Hi Evan,

Some guix commands are indeed quite slow. This has been the subject of discussion on the mailing list previously. I found one example from a year ago, but I guess there are others:

https://lists.gnu.org/archive/html/guix-devel/2023-06/msg00085.html

That being said, I would recommend caution in your conclusions for two reasons:

1. Most distributions are not a like-for-like comparison with Guix. The only distro I would consider directly comparing with in terms of performance would be NixOS. Installation of software on guix requires strictly more work than, say, on Debian or Arch, because it provides more guarantees than those distributions do in terms of reproducibility. Others on the list can probably speak more to the details of why or how much slower it should be expected to be. However, Guix *is* noticeably slower than Nix is, so your observation is still correct.

2. Programme performance is a complex topic, and it is a common misconception that programs written in C are always, or typically, faster than counterparts in garbage-collected languages. This is not really true in many cases, particularly when costs of development are considered.

I assume that having a C core, or splitting out parts of Guix into C, was considered early on in development.
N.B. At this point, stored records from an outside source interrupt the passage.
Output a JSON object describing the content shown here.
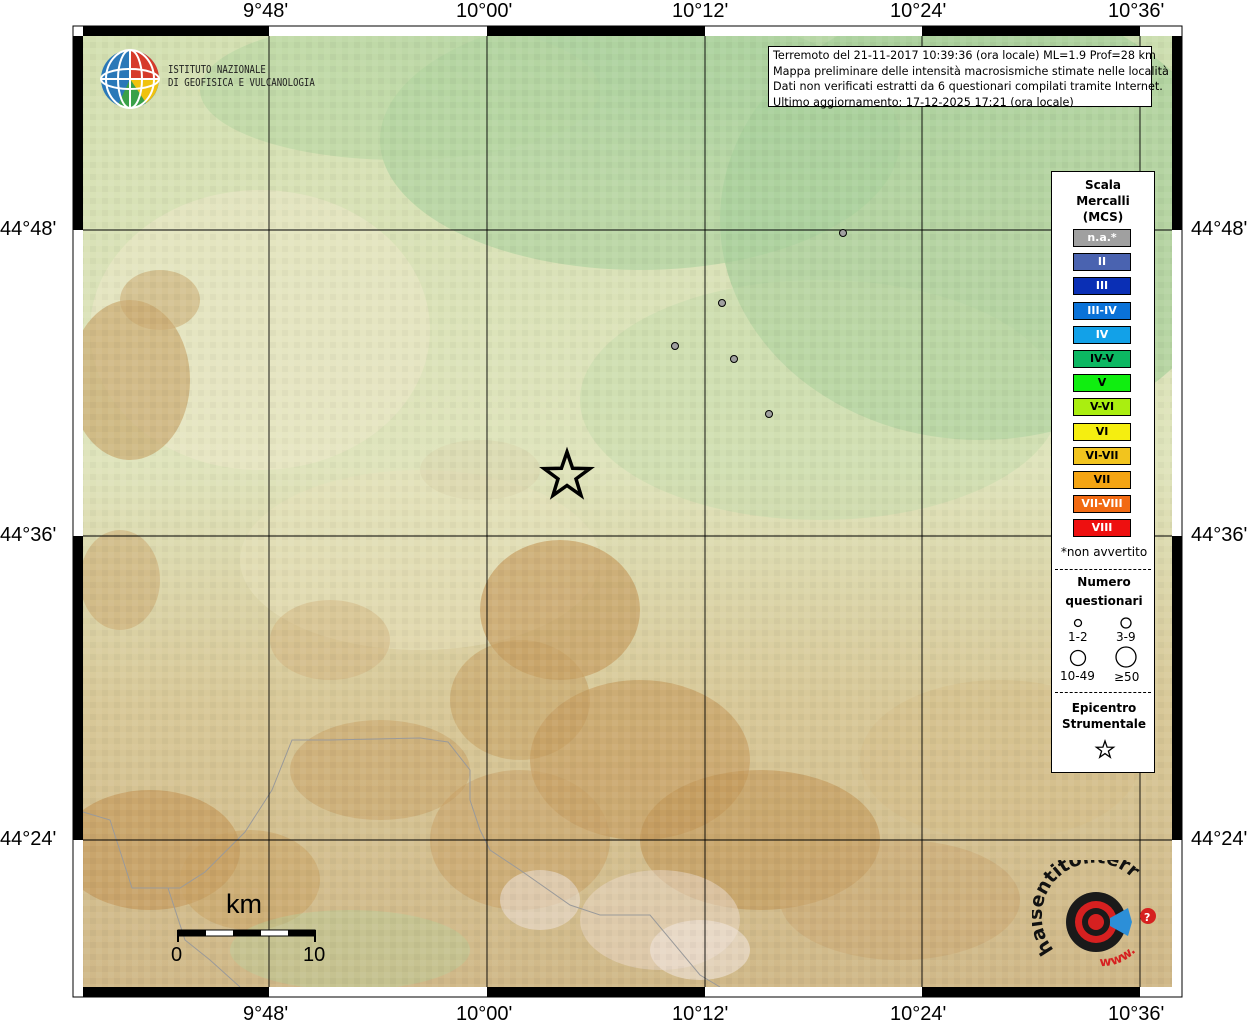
{
  "map": {
    "lon_labels": [
      "9°48'",
      "10°00'",
      "10°12'",
      "10°24'",
      "10°36'"
    ],
    "lat_labels": [
      "44°48'",
      "44°36'",
      "44°24'"
    ]
  },
  "info": {
    "line1": "Terremoto del 21-11-2017 10:39:36 (ora locale) ML=1.9 Prof=28 km",
    "line2": "Mappa preliminare delle intensità macrosismiche stimate nelle località",
    "line3": "Dati non verificati estratti da 6 questionari compilati tramite Internet.",
    "line4": "Ultimo aggiornamento: 17-12-2025 17:21 (ora locale)"
  },
  "logo": {
    "line1": "ISTITUTO NAZIONALE",
    "line2": "DI GEOFISICA E VULCANOLOGIA"
  },
  "legend": {
    "title1": "Scala",
    "title2": "Mercalli",
    "title3": "(MCS)",
    "intensities": [
      {
        "label": "n.a.*",
        "color": "#a0a0a0"
      },
      {
        "label": "II",
        "color": "#4a63b0"
      },
      {
        "label": "III",
        "color": "#0a2fb5"
      },
      {
        "label": "III-IV",
        "color": "#0a72d8"
      },
      {
        "label": "IV",
        "color": "#12a1e8"
      },
      {
        "label": "IV-V",
        "color": "#0cb862"
      },
      {
        "label": "V",
        "color": "#10ee10"
      },
      {
        "label": "V-VI",
        "color": "#aaee10"
      },
      {
        "label": "VI",
        "color": "#f5ee10"
      },
      {
        "label": "VI-VII",
        "color": "#f2c41e"
      },
      {
        "label": "VII",
        "color": "#f4a412"
      },
      {
        "label": "VII-VIII",
        "color": "#f26a12"
      },
      {
        "label": "VIII",
        "color": "#ee1010"
      }
    ],
    "not_felt_note": "*non avvertito",
    "count_title1": "Numero",
    "count_title2": "questionari",
    "count_1": "1-2",
    "count_2": "3-9",
    "count_3": "10-49",
    "count_4": "≥50",
    "epi_title1": "Epicentro",
    "epi_title2": "Strumentale"
  },
  "scale": {
    "unit": "km",
    "start": "0",
    "end": "10"
  },
  "brand": {
    "text": "haisentitoilterremoto.it",
    "url": "www."
  }
}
After all it is kind of the point of guile that it interfaces well with C. Other members of the lost may be able to give the historical context.

Having said that, I wonder (and could not find out) whether there is quantitative data on how fast/slow Guix is for common operations. If you could do some timings of what you think "too slow" means (e.g. for a guix pull, or guix shell PKG).
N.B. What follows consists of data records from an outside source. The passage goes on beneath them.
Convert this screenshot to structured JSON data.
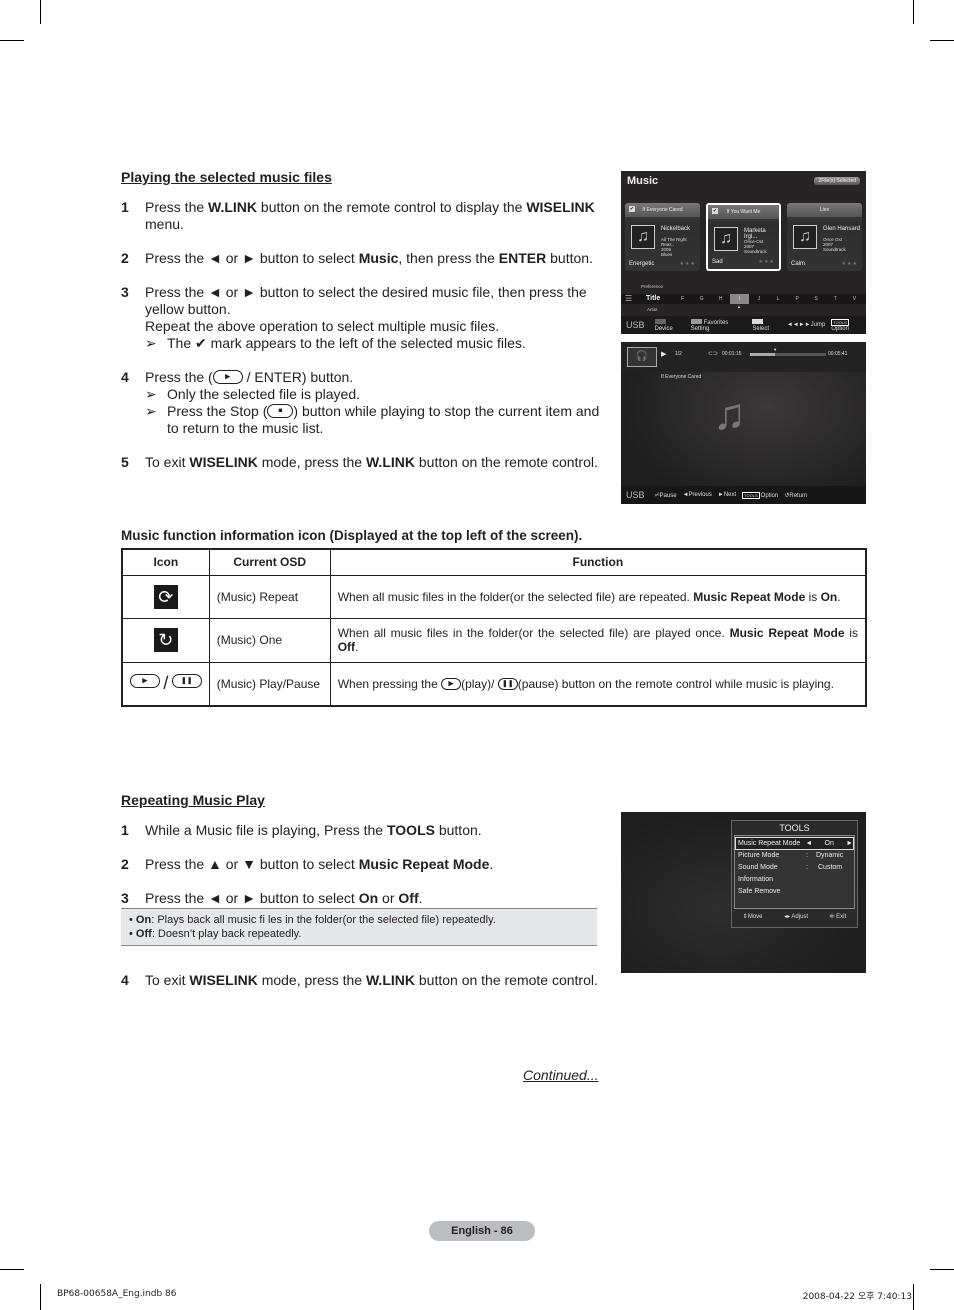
{
  "section1": {
    "title": "Playing the selected music files",
    "steps": [
      {
        "num": "1",
        "parts": [
          [
            "",
            "Press the "
          ],
          [
            "b",
            "W.LINK"
          ],
          [
            "",
            " button on the remote control to display the "
          ],
          [
            "b",
            "WISELINK"
          ],
          [
            "",
            " menu."
          ]
        ]
      },
      {
        "num": "2",
        "parts": [
          [
            "",
            "Press the ◄ or ► button to select "
          ],
          [
            "b",
            "Music"
          ],
          [
            "",
            ", then press the "
          ],
          [
            "b",
            "ENTER"
          ],
          [
            "",
            " button."
          ]
        ]
      },
      {
        "num": "3",
        "parts": [
          [
            "",
            "Press the ◄ or ► button to select the desired music file, then press the yellow button."
          ]
        ],
        "extra": "Repeat the above operation to select multiple music files.",
        "notes": [
          "The ✔ mark appears to the left of the selected music files."
        ]
      },
      {
        "num": "4",
        "text_a": "Press the (",
        "text_b": " / ENTER) button.",
        "notes": [
          "Only the selected file is played."
        ],
        "stop_note_a": "Press the Stop (",
        "stop_note_b": ") button while playing to stop the current item and to return to the music list."
      },
      {
        "num": "5",
        "parts": [
          [
            "",
            "To exit "
          ],
          [
            "b",
            "WISELINK"
          ],
          [
            "",
            " mode, press the "
          ],
          [
            "b",
            "W.LINK"
          ],
          [
            "",
            " button on the remote control."
          ]
        ]
      }
    ]
  },
  "screen1": {
    "title": "Music",
    "badge": "2File(s) Selected",
    "cards": [
      {
        "title": "If Everyone Cared",
        "checked": true,
        "artist": "Nickelback",
        "meta": [
          "All The Right Reas..",
          "2005",
          "Blues"
        ],
        "mood": "Energetic",
        "selected": false
      },
      {
        "title": "If You Want Me",
        "checked": true,
        "artist": "Marketa Irgl...",
        "meta": [
          "Once-Ost",
          "2007",
          "Soundtrack"
        ],
        "mood": "Sad",
        "selected": true
      },
      {
        "title": "Lies",
        "checked": false,
        "artist": "Glen Hansard",
        "meta": [
          "Once Ost",
          "2007",
          "Soundtrack"
        ],
        "mood": "Calm",
        "selected": false
      }
    ],
    "sort": {
      "above": "Preference",
      "current": "Title",
      "below": "Artist"
    },
    "letters": [
      "F",
      "G",
      "H",
      "I",
      "J",
      "L",
      "P",
      "S",
      "T",
      "V"
    ],
    "active_letter": "I",
    "bottom": {
      "source": "USB",
      "device": "Device",
      "favorites": "Favorites Setting",
      "select": "Select",
      "jump": "Jump",
      "tools": "TOOLS",
      "option": "Option"
    }
  },
  "screen2": {
    "track_index": "1/2",
    "elapsed": "00:01:15",
    "total": "00:05:41",
    "progress": 0.33,
    "track_title": "If Everyone Cared",
    "bottom": {
      "source": "USB",
      "pause": "Pause",
      "previous": "Previous",
      "next": "Next",
      "tools": "TOOLS",
      "option": "Option",
      "return": "Return"
    }
  },
  "table_section": {
    "title": "Music function information icon (Displayed at the top left of the screen).",
    "headers": [
      "Icon",
      "Current OSD",
      "Function"
    ],
    "rows": [
      {
        "icon": "repeat-all-icon",
        "osd": "(Music) Repeat",
        "fn_a": "When all music files in the folder(or the selected file) are repeated. ",
        "fn_b": "Music Repeat Mode",
        "fn_c": " is ",
        "fn_d": "On",
        "fn_e": "."
      },
      {
        "icon": "repeat-one-icon",
        "osd": "(Music) One",
        "fn_a": "When all music files in the folder(or the selected file) are played once. ",
        "fn_b": "Music Repeat Mode",
        "fn_c": " is ",
        "fn_d": "Off",
        "fn_e": "."
      },
      {
        "icon": "play-pause-icon",
        "osd": "(Music) Play/Pause",
        "fn_a": "When pressing the ",
        "fn_play": "(play)/ ",
        "fn_pause": "(pause) button on the remote control while music is playing."
      }
    ]
  },
  "section2": {
    "title": "Repeating Music Play",
    "steps": [
      {
        "num": "1",
        "parts": [
          [
            "",
            "While a Music file is playing, Press the "
          ],
          [
            "b",
            "TOOLS"
          ],
          [
            "",
            " button."
          ]
        ]
      },
      {
        "num": "2",
        "parts": [
          [
            "",
            "Press the ▲ or ▼ button to select "
          ],
          [
            "b",
            "Music Repeat Mode"
          ],
          [
            "",
            "."
          ]
        ]
      },
      {
        "num": "3",
        "parts": [
          [
            "",
            "Press the ◄ or ► button to select "
          ],
          [
            "b",
            "On"
          ],
          [
            "",
            " or "
          ],
          [
            "b",
            "Off"
          ],
          [
            "",
            "."
          ]
        ]
      },
      {
        "num": "4",
        "parts": [
          [
            "",
            "To exit "
          ],
          [
            "b",
            "WISELINK"
          ],
          [
            "",
            " mode, press the "
          ],
          [
            "b",
            "W.LINK"
          ],
          [
            "",
            " button on the remote control."
          ]
        ]
      }
    ],
    "notes": [
      {
        "term": "On",
        "text": ": Plays back all music fi les in the folder(or the selected file) repeatedly."
      },
      {
        "term": "Off",
        "text": ": Doesn’t play back repeatedly."
      }
    ]
  },
  "screen3": {
    "title": "TOOLS",
    "items": [
      {
        "label": "Music Repeat Mode",
        "sep": "◄",
        "value": "On",
        "end": "►",
        "selected": true
      },
      {
        "label": "Picture Mode",
        "sep": ":",
        "value": "Dynamic"
      },
      {
        "label": "Sound Mode",
        "sep": ":",
        "value": "Custom"
      },
      {
        "label": "Information"
      },
      {
        "label": "Safe Remove"
      }
    ],
    "footer": {
      "move": "Move",
      "adjust": "Adjust",
      "exit": "Exit"
    }
  },
  "continued": "Continued...",
  "page_label": "English - 86",
  "footer_left": "BP68-00658A_Eng.indb   86",
  "footer_right": "2008-04-22   오후 7:40:13"
}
Some data from me, using Guix on a foreign distro (Debian)

guix pull ("38k new commits"): 21m45s
guix pull immediately after: 2m25s
guix shell emacs (fresh): 1m49s
guix shell emacs (cached): <1s

apt update: 2s
apt install emacs: 2s

nix-channel --update: 0m23s
nix shell -p emacs (fresh): 0m24s
nix-shell -p emacs (cached): 4s

The apt commands are really not a fair comparison. In particular I noticed the Guix command had to pull in all dependencies, while apt seemingly had everything readily available. Note that I did apt remove emacs before installing, but nothing else.
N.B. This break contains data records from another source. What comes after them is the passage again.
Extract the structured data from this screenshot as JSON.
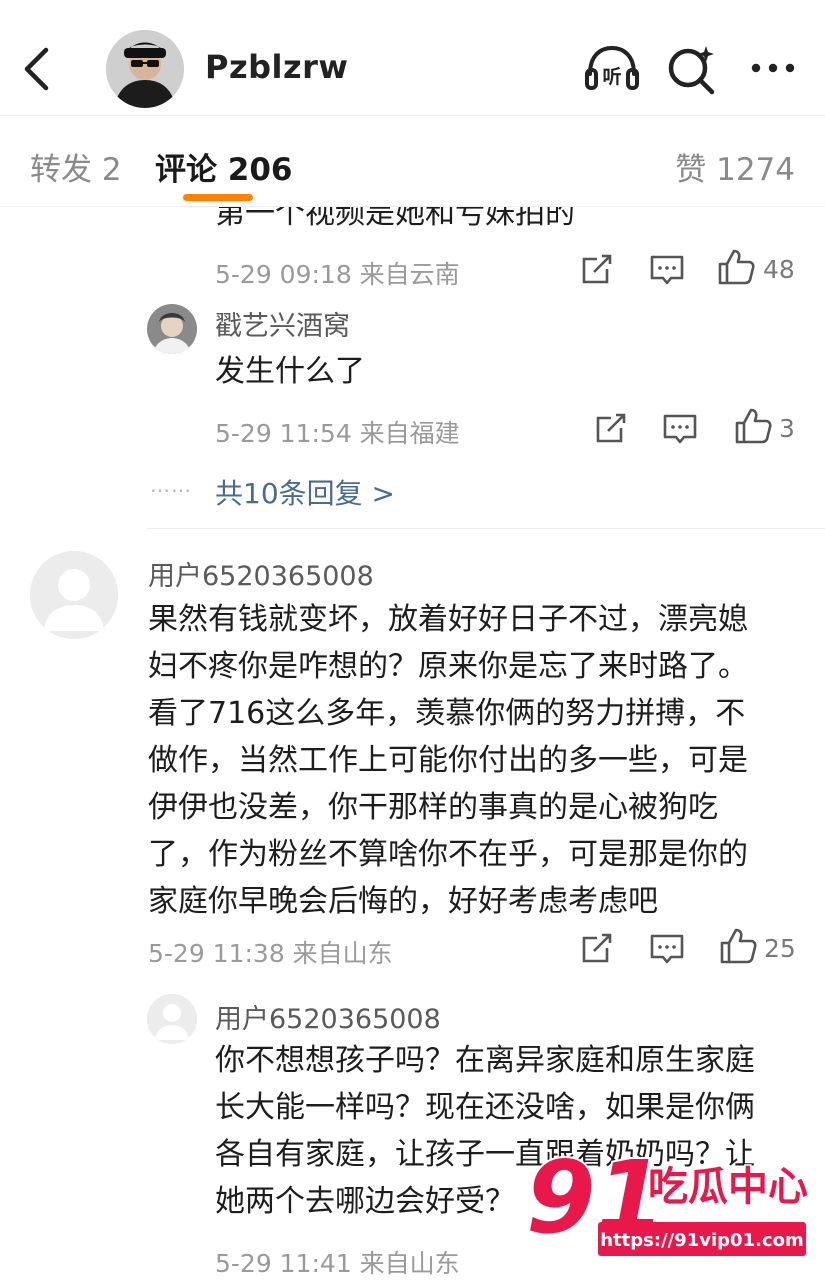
{
  "header": {
    "username": "Pzblzrw",
    "listen_label": "听"
  },
  "tabs": {
    "repost": "转发 2",
    "comment": "评论 206",
    "like": "赞 1274"
  },
  "replies_top": {
    "partial_text": "第一个视频是她和亏妹拍的",
    "partial_meta": "5-29 09:18 来自云南",
    "partial_likes": "48",
    "reply": {
      "name": "戳艺兴酒窝",
      "text": "发生什么了",
      "meta": "5-29 11:54 来自福建",
      "likes": "3"
    },
    "more_dots": "……",
    "more_replies": "共10条回复 >"
  },
  "comment": {
    "name": "用户6520365008",
    "lines": [
      "果然有钱就变坏，放着好好日子不过，漂亮媳",
      "妇不疼你是咋想的？原来你是忘了来时路了。",
      "看了716这么多年，羡慕你俩的努力拼搏，不",
      "做作，当然工作上可能你付出的多一些，可是",
      "伊伊也没差，你干那样的事真的是心被狗吃",
      "了，作为粉丝不算啥你不在乎，可是那是你的",
      "家庭你早晚会后悔的，好好考虑考虑吧"
    ],
    "meta": "5-29 11:38 来自山东",
    "likes": "25"
  },
  "sub_reply": {
    "name": "用户6520365008",
    "lines": [
      "你不想想孩子吗？在离异家庭和原生家庭",
      "长大能一样吗？现在还没啥，如果是你俩",
      "各自有家庭，让孩子一直跟着奶奶吗？让",
      "她两个去哪边会好受？"
    ],
    "meta": "5-29 11:41 来自山东"
  },
  "watermark": {
    "number": "91",
    "text": "吃瓜中心",
    "url": "https://91vip01.com"
  },
  "colors": {
    "accent": "#ff8200",
    "link": "#4a6a96",
    "watermark_red": "#e8194a"
  }
}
I'm not sure whether the nix/guix comparisons are fair. I might have more installed in Guix vs nix.

All the best,
Dan

On Thu, Oct 31, 2024, 06:50 Evan Cooney <evancooney71@gmail.com> wrote:
Hello everyone,

My name is Evan Cooney. I use GNU Guix but I'm pretty new to it, I'm also not a professional, I mostly program for fun and I'm mostly self-taught. I was watching some videos about software performance and optimization, which brought to mind that, at least on my computer, guix package commands (particularly search, install, and remove) run much slower than the equivalents on other distros I've used. I know that Guix is mainly written in Guile, but has much thought gone into optimizing these commands by rewriting some of the code in a more performance-oriented language like C? Guile is designed for interoperability with C code, and many other GNU programs (gcc, coreutils, gdb, bash, etc.) are written in C or similar languages. C is also more widely taught and known than Guile, so adding C might help bring developers to Guix. I would love to try to work on optimizing the performance of these commands and any help would be appreciated.